Comme nous le verrons, les
Mythes sont intimement liés aux Mystères,
car les Mystères consistaient, en partie, à montrer dans des tableaux
animés les événements des mondes supérieurs prenant
corps dans les
mythes. Dans les pseudo-Mystères, des fragments incomplets
des tableaux animés montrés dans les véritables Mystères
étaient même représentés dans un drame et sur une scène,
par des acteurs. Beaucoup de
mythes secondaires sont précisément
ces drames mis en paroles.
Rien de plus clair, dans ces grandes lignes, que l'
histoire
du
Dieu Solaire ; sa vie laborieuse occupe les six premiers mois de l'année
solaire, les six derniers étant une période de protection et de
conservation générales ; il naît toujours au
solstice d'
hiver,
après le
jour le plus court de l'année, à minuit, le 24 décembre,
quand le signe Virgo s'élève au-dessus de l'
horizon ; né
au moment où paraît ce signe, il est toujours mis au monde par une
vierge qui conserve sa virginité après la naissance de l'
Enfant
Solaire, comme la Virgo céleste demeure intacte et pure quand, dans les
cieux, elle donne naissance au
Soleil. L'
enfant est faible et débile comme
un nouveau-né ; il est venu au monde quand les
jours sont les plus courts
et les nuits les plus longues (nous sommes au nord de l'équateur) ; son
enfance est entourée de dangers et, tout d'abord, le règne des ténèbres
est beaucoup plus long que le sien ; il survit néanmoins à tous
ces périls qui le menacent, et le
jour s'allonge à mesure que s'approche
l'
équinoxe de printemps ; enfin arrive le moment de son passage, la crucifixion,
dont la date varie chaque année. Certaines sculptures représentent
le
Dieu Solaire entouré par le cercle de l'
horizon ; sa tête et ses
pieds touchent le cercle au nord et au sud, ses mains étendues le touchent
à l'est et à l'ouest. « Il a été crucifié.

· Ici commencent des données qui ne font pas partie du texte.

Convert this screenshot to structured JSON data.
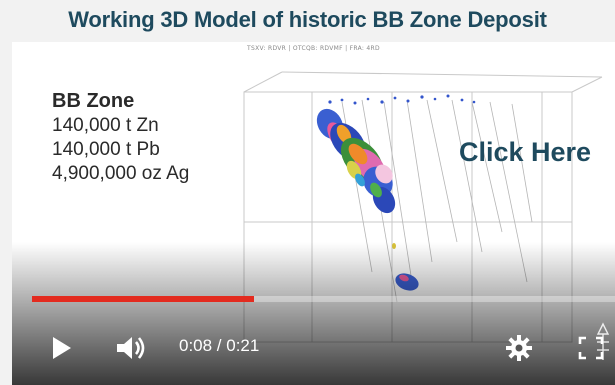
{
  "page": {
    "title": "Working 3D Model of historic BB Zone Deposit"
  },
  "video": {
    "scene_caption": "TSXV: RDVR | OTCQB: RDVMF | FRA: 4RD",
    "info": {
      "zone": "BB Zone",
      "lines": [
        "140,000 t Zn",
        "140,000 t Pb",
        "4,900,000 oz Ag"
      ]
    },
    "click_here": "Click Here",
    "progress_fraction": 0.381,
    "time_display": "0:08 / 0:21",
    "colors": {
      "title": "#1e4a5e",
      "progress": "#e32b1f",
      "click_here": "#1e4a5e"
    }
  },
  "controls": {
    "play_icon": "play-icon",
    "volume_icon": "volume-icon",
    "settings_icon": "gear-icon",
    "fullscreen_icon": "fullscreen-icon"
  }
}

» Puis il s'élève triomphant et monte au
ciel ; il mûrit
l'épi et sa grappe et donne de sa propre vie pour former leur substance
et par eux, le
corps de ses adorateurs. Le
Dieu né à l'aube du 25
décembre est toujours crucifié à l'
équinoxe vernal
et donne toujours sa vie pour nourrir ses adorateurs. Tels sont les caractères
les plus saillants du
Dieu Solaire. La date de la naissance est fixe, celle de
la mort est variable, et ce fait devient des plus significatifs quand nous nous
rappelons que la première répond à une position solaire fixe
et la seconde à une position variable. « Pâques » est
une fête variable, calculée d'après les positions relatives
du
soleil et de la
lune. Ce serait là une manière impossible de
fixer chaque année l'anniversaire d'un événement historique,
tandis que c'est une manière très naturelle, ou mieux inévitable,
de calculer une fête solaire. Ces dates changeantes ne se rapportent pas
à l'
histoire d'un homme, mais au Héros du
mythe solaire.
Les mêmes événements se retrouvent dans
la vie des différents
Dieux Solaires, et l'antiquité nous en donne
d'innombrables exemples. L'Isis Egyptienne comme
Marie de
Bethléem
était Notre-Dame Immaculée, l'Etoile de la
Mer, la Reine
du
Ciel, la Mère de
Dieu ; nous la voyons représentée debout
sur le croissant, couronnée d'étoiles ; elle nourrit le jeune
Horus,
et la chaise où la mère est assise, l'
enfant sur ses genoux, porte
une
croix sur le revers du dossier. La Virgo du Zodiaque est représentée,
dans certains dessins anciens, comme une femme allaitant un
enfant ; elle est
le type de toutes les Madones à venir, portant des
Enfants divins, et montre
l'origine du
symbole ; Devaki est, de même, représentée tenant
dans ses bras le divin
Krishna, comme l'est également
Mylitta ou Istar
à Babylone, toujours avec la
couronne d'étoiles ; l'
enfant Tammuz
est sur ses genoux.
Mercure et
Hercule, Persée et les Dioscures,
Mithra
et Zarathustra étaient tous de naissance à la fois divine et humaine.
Le rapport entre le
solstice d'
hiver et
Jésus est
également significatif. La naissance de
Mithra était célébrée,
au
solstice d'
hiver, avec de grandes réjouissances ;
Horus, lui aussi était
né à cette date : « Sa naissance est un des plus grands mystères
de la
religion (Egyptienne). Des peintures murales la représentant se trouvaient
dans les temples... Il était le fils de la Divinité. A
Noël,
ou le
jour correspondant à notre fête, son image était portée
hors du
sanctuaire avec des cérémonies spéciales, comme à
Rome l'image du Bambino est encore portée hors des
églises et montrée
en public
(179). »
Relativement au choix du 25 décembre comme date de la naissance de
Jésus,
Williamson s'exprime en ces termes :
« Tous les chrétiens savent que le 25 décembre
est
maintenant la fête, reconnue, de la naissance de
Jésus,
mais peu de personnes savent qu'il n'en a pas toujours été ainsi.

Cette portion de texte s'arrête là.